5. Exposé clair et complet
5.1. Principes généraux
Le brevet européen doit fournir suffisamment d'informations pour qu'une personne du métier, faisant appel à ses connaissances générales, puisse comprendre l'enseignement technique de l'invention revendiquée et le mettre en oeuvre. Selon la jurisprudence constante des chambres de recours, l'exposé d'une demande de brevet ou d'un brevet doit permettre à une personne du métier d'exécuter en pratique l'invention revendiquée à la date pertinente de dépôt, avec succès et dans tout le domaine revendiqué. Un mode unique de réalisation peut constituer un exposé suffisant s'il est possible d'obtenir l'effet recherché sans effort excessif, et avec la sécurité voulue, dans tout le domaine revendiqué. Les échecs éventuels ainsi que le caractère inutilisable de certaines variantes ne sont pas préjudiciables à cet égard. L’étendue nécessaire de l’exposé est une question de fait à trancher au cas par cas. En tout cas la personne du métier de compétence moyenne connaissant cet exposé doit être en mesure, à la date considérée, d'exécuter l'invention revendiquée conformément à l'enseignement technique inhérent et de produire l'objet revendiqué (T 1173/00, JO 2004, 16 - point 3.2 des motifs qui entre autre résume ainsi la jurisprudence, par référence aux décisions de base à savoir T 409/91, points 2 et 3.5 des motifs ; T 435/91, point 2.2.1 des motifs ; T 292/85, points 3.1.2 et 3.1.5 des motifs ; et T 612/92, points 12 et 13 des motifs).
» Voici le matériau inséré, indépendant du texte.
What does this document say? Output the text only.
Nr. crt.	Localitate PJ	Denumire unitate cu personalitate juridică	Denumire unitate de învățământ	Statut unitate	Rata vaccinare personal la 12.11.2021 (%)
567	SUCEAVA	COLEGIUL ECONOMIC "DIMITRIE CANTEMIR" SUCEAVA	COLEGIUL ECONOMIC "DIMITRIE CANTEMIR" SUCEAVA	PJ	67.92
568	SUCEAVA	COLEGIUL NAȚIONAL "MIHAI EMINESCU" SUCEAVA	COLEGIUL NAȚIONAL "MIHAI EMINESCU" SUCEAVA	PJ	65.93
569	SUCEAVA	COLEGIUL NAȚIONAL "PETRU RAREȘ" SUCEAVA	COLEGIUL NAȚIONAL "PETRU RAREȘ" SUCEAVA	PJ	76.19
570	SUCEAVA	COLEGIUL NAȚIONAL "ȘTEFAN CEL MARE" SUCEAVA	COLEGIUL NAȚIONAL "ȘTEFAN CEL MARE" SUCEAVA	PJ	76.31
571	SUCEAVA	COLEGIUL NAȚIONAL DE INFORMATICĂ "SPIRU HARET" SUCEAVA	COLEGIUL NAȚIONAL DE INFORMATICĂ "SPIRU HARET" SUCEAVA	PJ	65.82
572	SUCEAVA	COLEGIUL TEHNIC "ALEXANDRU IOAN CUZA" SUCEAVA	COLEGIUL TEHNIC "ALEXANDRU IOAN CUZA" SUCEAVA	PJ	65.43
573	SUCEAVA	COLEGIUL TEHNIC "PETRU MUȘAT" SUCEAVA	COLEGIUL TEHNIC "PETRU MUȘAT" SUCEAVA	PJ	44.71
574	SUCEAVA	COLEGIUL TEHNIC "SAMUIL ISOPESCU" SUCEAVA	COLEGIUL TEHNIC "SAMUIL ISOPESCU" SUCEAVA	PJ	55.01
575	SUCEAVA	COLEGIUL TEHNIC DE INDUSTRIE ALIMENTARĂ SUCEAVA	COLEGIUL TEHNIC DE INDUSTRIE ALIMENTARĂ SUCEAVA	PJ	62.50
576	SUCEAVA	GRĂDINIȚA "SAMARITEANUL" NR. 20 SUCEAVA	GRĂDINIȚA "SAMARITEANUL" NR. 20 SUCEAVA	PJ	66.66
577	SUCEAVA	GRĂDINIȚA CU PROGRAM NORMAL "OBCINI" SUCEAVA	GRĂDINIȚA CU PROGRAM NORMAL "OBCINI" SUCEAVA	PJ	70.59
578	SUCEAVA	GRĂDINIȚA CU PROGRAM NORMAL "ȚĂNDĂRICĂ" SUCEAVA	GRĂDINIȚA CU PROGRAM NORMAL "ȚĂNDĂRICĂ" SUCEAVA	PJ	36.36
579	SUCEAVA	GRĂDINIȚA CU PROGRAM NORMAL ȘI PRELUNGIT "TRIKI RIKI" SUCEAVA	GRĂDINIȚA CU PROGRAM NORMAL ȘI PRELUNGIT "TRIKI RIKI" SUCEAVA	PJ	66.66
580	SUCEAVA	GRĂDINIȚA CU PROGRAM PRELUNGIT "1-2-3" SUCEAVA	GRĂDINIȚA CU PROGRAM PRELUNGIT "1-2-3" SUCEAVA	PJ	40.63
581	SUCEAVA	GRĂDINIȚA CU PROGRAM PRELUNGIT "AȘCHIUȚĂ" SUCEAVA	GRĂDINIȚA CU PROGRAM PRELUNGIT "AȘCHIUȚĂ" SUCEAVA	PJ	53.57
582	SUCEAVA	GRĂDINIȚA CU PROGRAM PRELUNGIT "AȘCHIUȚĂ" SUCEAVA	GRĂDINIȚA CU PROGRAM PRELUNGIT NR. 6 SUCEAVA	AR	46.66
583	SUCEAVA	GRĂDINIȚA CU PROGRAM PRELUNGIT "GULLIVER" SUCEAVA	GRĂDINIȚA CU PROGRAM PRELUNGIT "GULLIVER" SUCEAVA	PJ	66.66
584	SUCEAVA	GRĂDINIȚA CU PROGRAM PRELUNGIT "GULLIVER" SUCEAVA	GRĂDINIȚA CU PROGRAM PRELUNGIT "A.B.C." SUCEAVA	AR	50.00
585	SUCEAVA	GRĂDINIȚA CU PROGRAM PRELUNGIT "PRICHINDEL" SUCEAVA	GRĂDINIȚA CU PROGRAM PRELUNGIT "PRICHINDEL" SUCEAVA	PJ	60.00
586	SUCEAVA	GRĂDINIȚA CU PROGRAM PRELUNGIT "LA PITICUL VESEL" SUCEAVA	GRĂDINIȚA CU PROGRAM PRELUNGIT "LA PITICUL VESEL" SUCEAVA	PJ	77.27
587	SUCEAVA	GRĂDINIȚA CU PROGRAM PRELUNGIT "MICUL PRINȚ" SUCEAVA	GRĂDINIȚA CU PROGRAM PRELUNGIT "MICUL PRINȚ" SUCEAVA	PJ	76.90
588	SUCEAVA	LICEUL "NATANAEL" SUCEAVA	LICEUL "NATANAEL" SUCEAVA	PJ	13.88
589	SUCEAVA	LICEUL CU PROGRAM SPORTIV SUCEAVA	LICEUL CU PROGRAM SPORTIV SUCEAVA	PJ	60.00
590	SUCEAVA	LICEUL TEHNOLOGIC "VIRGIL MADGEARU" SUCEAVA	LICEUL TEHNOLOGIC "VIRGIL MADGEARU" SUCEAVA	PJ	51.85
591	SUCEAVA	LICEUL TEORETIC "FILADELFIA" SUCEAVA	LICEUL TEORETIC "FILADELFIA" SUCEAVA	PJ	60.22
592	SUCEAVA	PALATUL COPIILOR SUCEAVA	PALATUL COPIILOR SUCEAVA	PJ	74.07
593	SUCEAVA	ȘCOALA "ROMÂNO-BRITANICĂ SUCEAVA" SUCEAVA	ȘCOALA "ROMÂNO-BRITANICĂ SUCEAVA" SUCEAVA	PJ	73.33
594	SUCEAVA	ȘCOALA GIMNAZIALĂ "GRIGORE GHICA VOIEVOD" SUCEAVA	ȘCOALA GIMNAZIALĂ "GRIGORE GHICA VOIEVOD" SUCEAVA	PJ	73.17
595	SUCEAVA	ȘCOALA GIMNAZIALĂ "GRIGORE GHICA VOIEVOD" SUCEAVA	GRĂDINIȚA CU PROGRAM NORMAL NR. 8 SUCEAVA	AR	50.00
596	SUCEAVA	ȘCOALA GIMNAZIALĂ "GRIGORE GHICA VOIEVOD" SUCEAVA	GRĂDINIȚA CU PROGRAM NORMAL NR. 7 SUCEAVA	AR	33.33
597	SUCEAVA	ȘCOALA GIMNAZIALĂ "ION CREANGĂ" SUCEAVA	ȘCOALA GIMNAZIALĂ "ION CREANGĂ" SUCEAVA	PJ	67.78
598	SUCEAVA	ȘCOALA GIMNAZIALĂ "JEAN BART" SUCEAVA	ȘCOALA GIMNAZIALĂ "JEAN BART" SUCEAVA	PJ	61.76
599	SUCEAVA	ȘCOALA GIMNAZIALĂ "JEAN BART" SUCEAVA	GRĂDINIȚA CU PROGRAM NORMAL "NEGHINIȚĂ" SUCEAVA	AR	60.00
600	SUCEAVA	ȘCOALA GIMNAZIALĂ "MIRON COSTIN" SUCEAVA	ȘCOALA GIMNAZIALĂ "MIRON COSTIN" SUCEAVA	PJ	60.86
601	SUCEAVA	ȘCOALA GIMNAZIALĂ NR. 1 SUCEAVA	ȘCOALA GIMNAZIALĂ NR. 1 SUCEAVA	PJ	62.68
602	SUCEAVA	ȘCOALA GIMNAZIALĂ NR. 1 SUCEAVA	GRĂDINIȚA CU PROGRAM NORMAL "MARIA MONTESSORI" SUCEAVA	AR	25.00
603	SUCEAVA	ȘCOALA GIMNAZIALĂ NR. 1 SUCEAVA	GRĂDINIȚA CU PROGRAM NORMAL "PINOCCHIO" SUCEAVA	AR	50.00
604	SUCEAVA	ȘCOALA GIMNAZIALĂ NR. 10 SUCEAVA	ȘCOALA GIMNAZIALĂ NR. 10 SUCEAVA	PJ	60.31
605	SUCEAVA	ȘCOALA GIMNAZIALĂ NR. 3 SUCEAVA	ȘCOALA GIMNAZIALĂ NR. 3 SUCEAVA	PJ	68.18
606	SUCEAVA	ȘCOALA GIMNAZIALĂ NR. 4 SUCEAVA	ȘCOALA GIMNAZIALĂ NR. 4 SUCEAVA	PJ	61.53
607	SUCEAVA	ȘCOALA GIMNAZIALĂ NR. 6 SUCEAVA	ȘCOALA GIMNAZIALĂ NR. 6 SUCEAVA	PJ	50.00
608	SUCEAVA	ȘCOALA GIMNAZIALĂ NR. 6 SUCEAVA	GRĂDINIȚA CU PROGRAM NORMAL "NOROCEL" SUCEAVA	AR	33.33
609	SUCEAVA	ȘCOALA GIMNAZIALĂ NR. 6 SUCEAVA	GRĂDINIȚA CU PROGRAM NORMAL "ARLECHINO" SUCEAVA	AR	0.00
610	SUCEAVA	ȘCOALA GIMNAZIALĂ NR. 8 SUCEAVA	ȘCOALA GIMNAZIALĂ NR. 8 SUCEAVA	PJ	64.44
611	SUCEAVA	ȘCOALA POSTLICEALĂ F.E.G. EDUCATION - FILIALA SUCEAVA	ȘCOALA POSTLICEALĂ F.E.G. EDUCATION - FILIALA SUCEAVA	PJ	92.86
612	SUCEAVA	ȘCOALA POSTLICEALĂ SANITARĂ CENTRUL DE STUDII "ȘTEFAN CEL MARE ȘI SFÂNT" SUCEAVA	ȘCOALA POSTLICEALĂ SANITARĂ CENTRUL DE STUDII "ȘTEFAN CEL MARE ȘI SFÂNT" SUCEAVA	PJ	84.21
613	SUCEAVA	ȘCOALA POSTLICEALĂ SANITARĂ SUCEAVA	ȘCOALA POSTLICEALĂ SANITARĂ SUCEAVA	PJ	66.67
Le résumé de la jurisprudence applicable peut se retrouver aussi p. ex. dans T 2046/19, T 867/21, T 1298/21, T 548/22, T 552/22 plus récentes, et T 1977/22 (synthèse et analyse détaillée de l’apport de toutes les décisions de principe).
Le monopole conféré par le brevet doit être justifié par l'apport technique de l'invention (T 409/91, JO 1994, 653 ; T 435/91, JO 1995, 188). La nécessité d'une protection équitable régit à la fois les considérations relatives à la portée des revendications et aux exigences de suffisance de l'exposé (T 292/85, JO 1989, 275).
Lorsqu'un demandeur n'a pas fourni les détails de fabrication dans la description, afin de ne pas risquer d'être aisément copié, et que les connaissances générales de la personne du métier ne permettaient pas de combler ce manque d'informations, la chambre a estimé que l'invention n'était pas suffisamment exposée (T 219/85, JO 1986, 376). En l'occurrence dans l'affaire ex parte T 219/85, il s'agissait d'un procédé de traitement d'une pierre précieuse en vue d'y apporter une inscription sur une de ses facettes. La différence que devait présenter le procédé avec l'état de la technique pour produire ce résultat différent était exprimée par la seule indication "dans des conditions telles que". Par ailleurs, dans l'affaire T 2253/12, la chambre a expliqué qu'il n'était pas nécessaire de décrire de manière exhaustive des détails techniques généralement connus à mettre en œuvre selon l'invention si une telle mise en œuvre ne nécessitait pas d'efforts excessifs parce qu'elle entrait largement dans les compétences de la personne du métier (les connaissances générales de la personne du métier doivent être dûment prises en compte).
La présente section II.C.5 peut être également rapprochée des sections du chapitre II.C.7. dans le domaine des biotechnologies.
Pour les sections ci-dessous, notons que dans la jurisprudence plutôt récente, de nombreuses décisions ont eu à se pencher sur la question de l'articulation entre l'exigence de l'indication d'au moins un mode de réalisation et de la possibilité d'exécuter l'invention dans toute sa portée (p. ex. T 2046/19, T 867/21, T 1298/21, T 548/22, T 552/22), notamment dans certaines affaires en considération des domaines techniques. Cette question de l'influence ou non du domaine technique a ainsi été discutée et traitée dans les décisions suivantes listées dans l'ordre chronologique : T 2773/18, T 500/20, T 1983/19, T 149/21, T 447/22, T 174/21, T 748/19.